Mit den Ausflüchten der Staatsanwaltschaft, die diesen Todesfall mit Bedauern, aber ohne Aufsehen und vor allem ohne gerichtliche Konsequenzen zu den Akten legen wollte, konnte sie sich nie abfinden. An der Spitze des „Komitees Adama“ fordert Traoré überall, wo sie reden kann, Aufklärung und Sühne für die „Polizeigewalt“. Das ist mittlerweile ein Vollzeitjob. Die Mutter von drei Kindern hat sich von ihrer Arbeit als Sozialpädagogin in Sarcelles freistellen lassen, um ihre Kampagne zu organisieren.
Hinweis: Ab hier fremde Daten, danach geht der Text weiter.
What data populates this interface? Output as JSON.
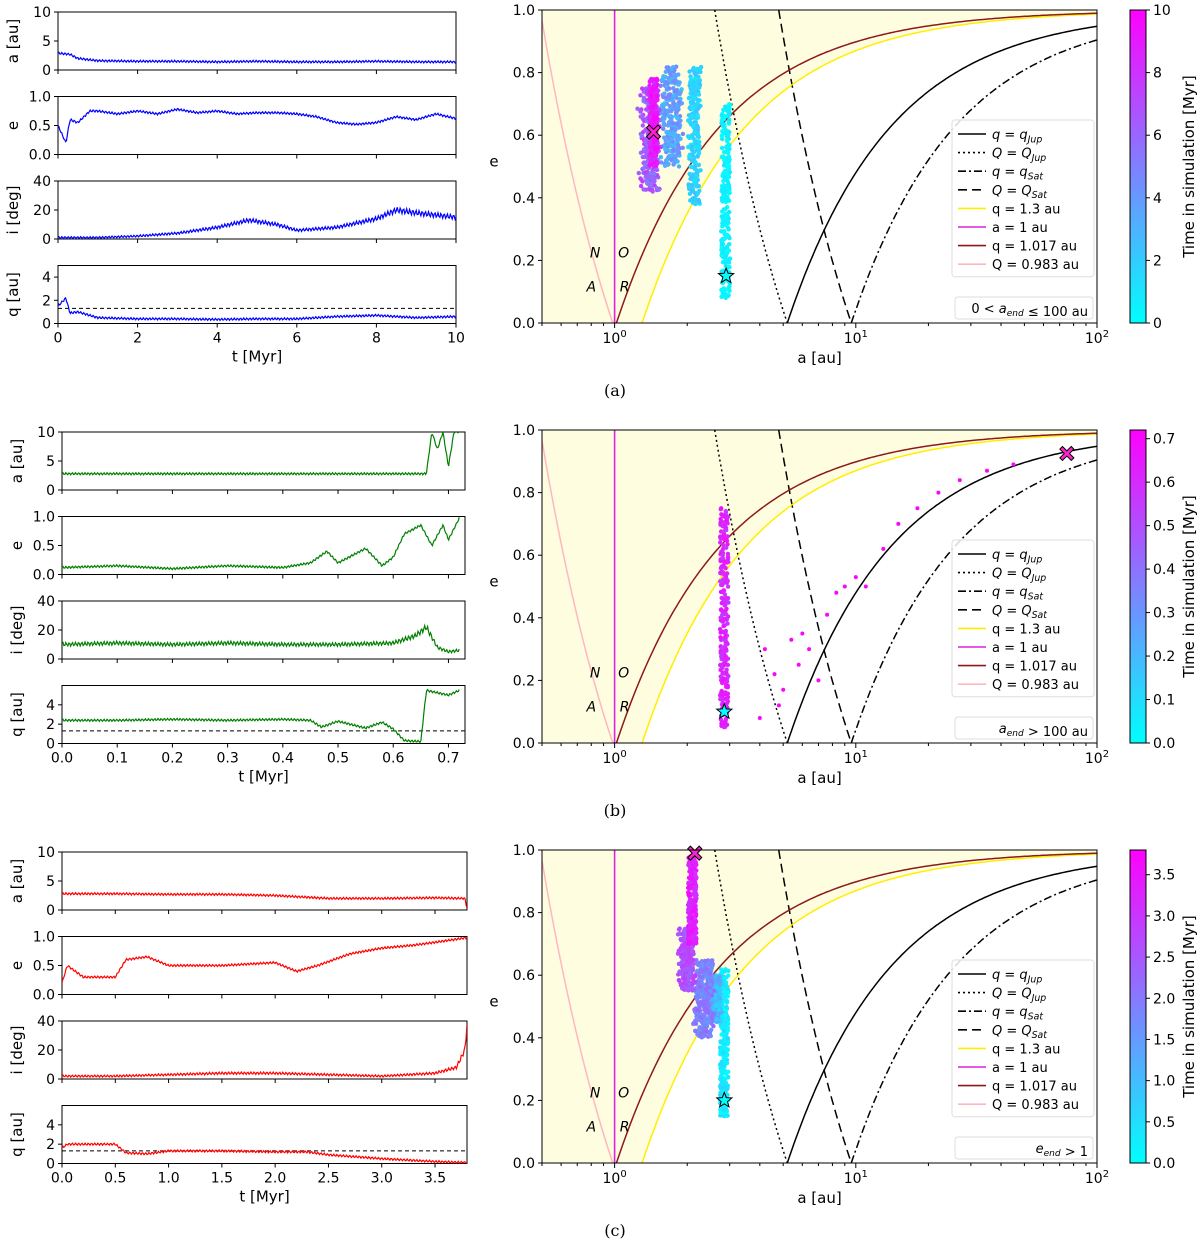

Auf Gutachten zur Entlastung der Gendarmen antwortet sie mit Gegenexpertisen, gegen Politiker und Medien, welche die Traoré-Großfamilie als Clan von Kriminellen diskreditieren möchten, weil derzeit mehrere ihrer Brüder im Gefängnis sitzen, reagiert sie mit Verleumdungsklagen.
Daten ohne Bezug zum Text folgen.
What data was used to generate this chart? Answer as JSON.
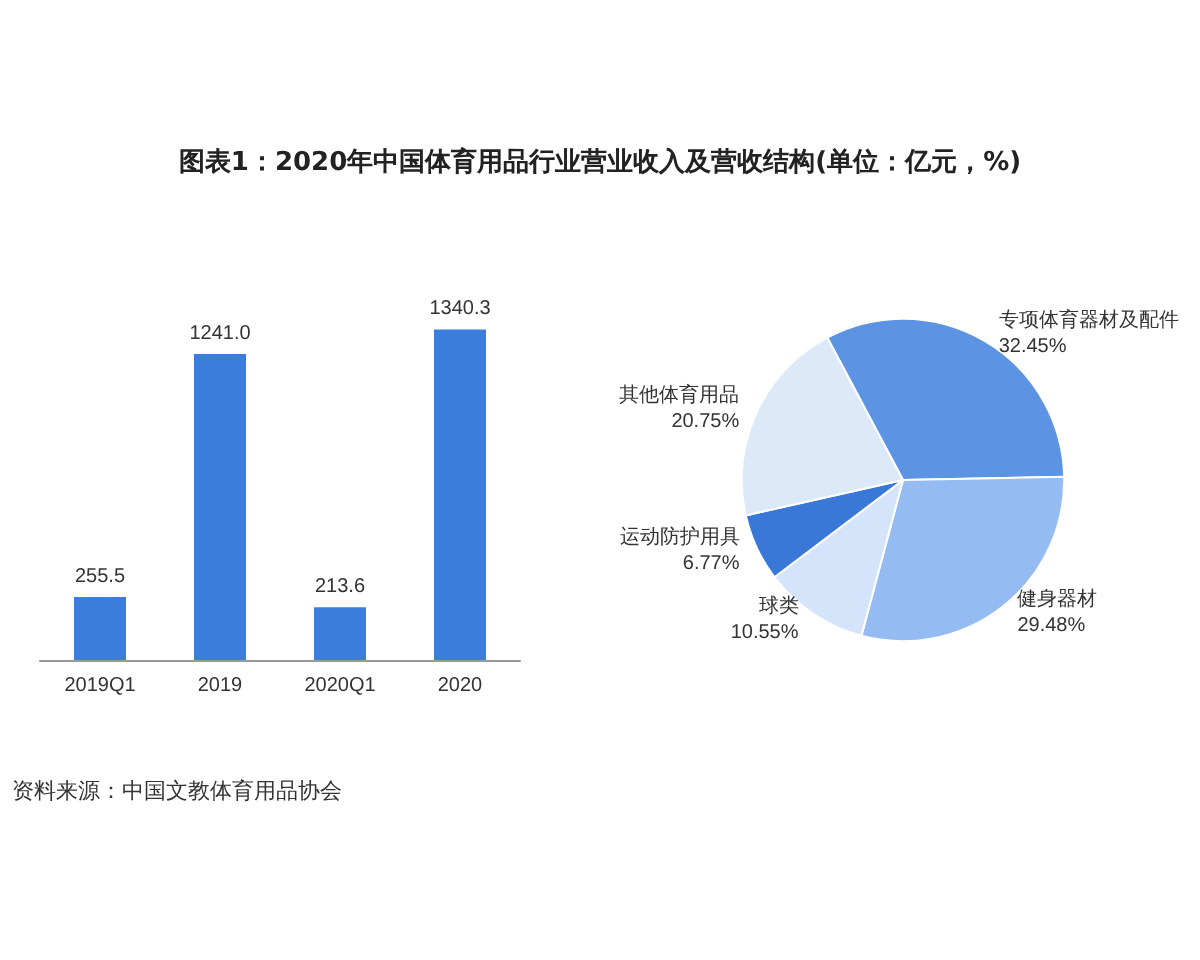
{
  "chart_data": [
    {
      "type": "bar",
      "title": "图表1：2020年中国体育用品行业营业收入及营收结构(单位：亿元，%)",
      "categories": [
        "2019Q1",
        "2019",
        "2020Q1",
        "2020"
      ],
      "values": [
        255.5,
        1241.0,
        213.6,
        1340.3
      ],
      "value_labels": [
        "255.5",
        "1241.0",
        "213.6",
        "1340.3"
      ],
      "color": "#3b7ddd",
      "legend": false,
      "annotations": [
        "资料来源：中国文教体育用品协会"
      ]
    },
    {
      "type": "pie",
      "categories": [
        "专项体育器材及配件",
        "健身器材",
        "球类",
        "运动防护用具",
        "其他体育用品"
      ],
      "values": [
        32.45,
        29.48,
        10.55,
        6.77,
        20.75
      ],
      "value_labels": [
        "32.45%",
        "29.48%",
        "10.55%",
        "6.77%",
        "20.75%"
      ],
      "colors": [
        "#5d93e3",
        "#94bcf2",
        "#d4e5fb",
        "#3a78d8",
        "#dce9f9"
      ],
      "legend": false
    }
  ]
}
Dank der weltweiten antirassistischen Bewegung nach dem Tod von George Floyd in Minnea­polis steht sie derzeit im Brennpunkt der Medien. Wie ihre MitstreiterInnen des „Komitee Adama“ war sie überrascht, als sich am 2. Juni aufgrund eines Aufrufs in den sozialen Netzwerken mehr als 20.000 Leute vor dem Hochhaus des neuen Justizpalastes an nordwestlichen Stadtrand von Paris an der Porte de Clichy einfanden, um gleichermaßen „George Floyd – Black Lives matter!“ und „Adama – Justice!“ zu rufen. Die Demonstration war nicht bewilligt, doch die Zahl der Anwesenden zwang die Behörden, sie zunächst zu tolerieren, bevor dann am Ende zur Auflösung der Kundgebung doch massiv Tränengas eingesetzt wurde.

Traoré stand als Organisatorin im Mittelpunkt. Mit einem bunten Turban auf ihrem Kopf durchschritt sie die Menge, die in dieser Frau bereits ihre Wortführerin erkennt. In den vier Jahren ihres Engagements hat diese charismatische Frau viel hinzugelernt, sie versteht es, mit ihren Reden die Leute zu mobilisieren.
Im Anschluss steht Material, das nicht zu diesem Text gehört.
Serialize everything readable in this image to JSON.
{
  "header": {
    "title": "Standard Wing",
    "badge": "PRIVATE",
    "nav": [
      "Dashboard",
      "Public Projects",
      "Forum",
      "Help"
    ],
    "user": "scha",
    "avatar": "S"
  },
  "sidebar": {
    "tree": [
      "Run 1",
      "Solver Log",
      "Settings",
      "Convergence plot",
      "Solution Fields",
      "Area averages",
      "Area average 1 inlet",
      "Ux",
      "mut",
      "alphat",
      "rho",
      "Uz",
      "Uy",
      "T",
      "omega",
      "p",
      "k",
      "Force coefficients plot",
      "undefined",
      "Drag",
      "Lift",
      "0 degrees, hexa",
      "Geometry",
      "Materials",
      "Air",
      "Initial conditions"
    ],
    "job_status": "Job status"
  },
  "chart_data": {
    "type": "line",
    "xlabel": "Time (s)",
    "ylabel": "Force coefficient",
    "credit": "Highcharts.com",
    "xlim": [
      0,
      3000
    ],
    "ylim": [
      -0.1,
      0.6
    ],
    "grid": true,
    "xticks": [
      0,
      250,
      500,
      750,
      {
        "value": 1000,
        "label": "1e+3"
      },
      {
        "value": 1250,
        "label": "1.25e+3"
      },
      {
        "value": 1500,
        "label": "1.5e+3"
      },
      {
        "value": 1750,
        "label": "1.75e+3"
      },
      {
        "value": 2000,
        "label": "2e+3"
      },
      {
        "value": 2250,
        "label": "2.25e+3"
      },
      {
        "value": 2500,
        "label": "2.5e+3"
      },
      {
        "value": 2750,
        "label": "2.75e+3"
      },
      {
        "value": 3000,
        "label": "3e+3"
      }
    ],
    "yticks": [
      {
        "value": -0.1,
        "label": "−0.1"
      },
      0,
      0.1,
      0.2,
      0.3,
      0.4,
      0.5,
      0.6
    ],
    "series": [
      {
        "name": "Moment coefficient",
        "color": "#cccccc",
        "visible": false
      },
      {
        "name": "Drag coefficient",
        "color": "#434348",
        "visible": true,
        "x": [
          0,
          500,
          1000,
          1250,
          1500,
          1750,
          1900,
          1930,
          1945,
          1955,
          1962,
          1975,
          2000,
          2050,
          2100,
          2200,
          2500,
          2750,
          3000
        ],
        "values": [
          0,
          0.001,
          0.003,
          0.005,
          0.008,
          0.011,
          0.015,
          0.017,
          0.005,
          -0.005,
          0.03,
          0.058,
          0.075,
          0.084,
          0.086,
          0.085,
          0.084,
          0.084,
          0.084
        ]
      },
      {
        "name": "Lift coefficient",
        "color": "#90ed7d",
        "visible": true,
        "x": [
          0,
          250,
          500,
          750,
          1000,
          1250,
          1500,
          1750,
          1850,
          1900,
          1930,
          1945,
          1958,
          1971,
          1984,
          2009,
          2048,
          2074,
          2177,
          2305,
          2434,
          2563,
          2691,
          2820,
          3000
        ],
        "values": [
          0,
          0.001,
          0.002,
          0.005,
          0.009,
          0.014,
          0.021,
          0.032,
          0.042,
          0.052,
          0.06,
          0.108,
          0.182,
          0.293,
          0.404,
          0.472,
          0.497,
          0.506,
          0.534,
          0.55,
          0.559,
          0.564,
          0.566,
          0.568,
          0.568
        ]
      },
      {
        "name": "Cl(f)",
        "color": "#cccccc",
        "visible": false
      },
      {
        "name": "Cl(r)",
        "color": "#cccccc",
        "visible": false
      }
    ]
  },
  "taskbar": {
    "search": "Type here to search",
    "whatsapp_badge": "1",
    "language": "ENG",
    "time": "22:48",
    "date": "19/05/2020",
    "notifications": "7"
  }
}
Das schwarze T-Shirt mit der weißen Aufschrift „Gerechtigkeit für Adama – Ohne Gerechtigkeit werdet ihr niemals Frieden haben“ ist wie ein Uniform im Krieg, den sie den Behörden erklärt hat, weil für diese das Leben eines Traoré nicht viel wert zu sein scheint, vermutlich jedenfalls nicht so viel wie das eines gutbürgerlichen Weißen. Mit Unterstützung von Nachbarn und Prominenten hat Traoré den „Fall Adama“ zu einem Exempel für den Kampf gegen Diskriminierungen und behördliche Übergriffe in Frankreich gemacht. Längst ist Assa Traoré eine Ikone, sie ist das Gesicht und die Stimme der benachteiligten Quartiere der Banlieue und deren wegen ihrer Hautfarbe diskriminierten BewohnerInnen.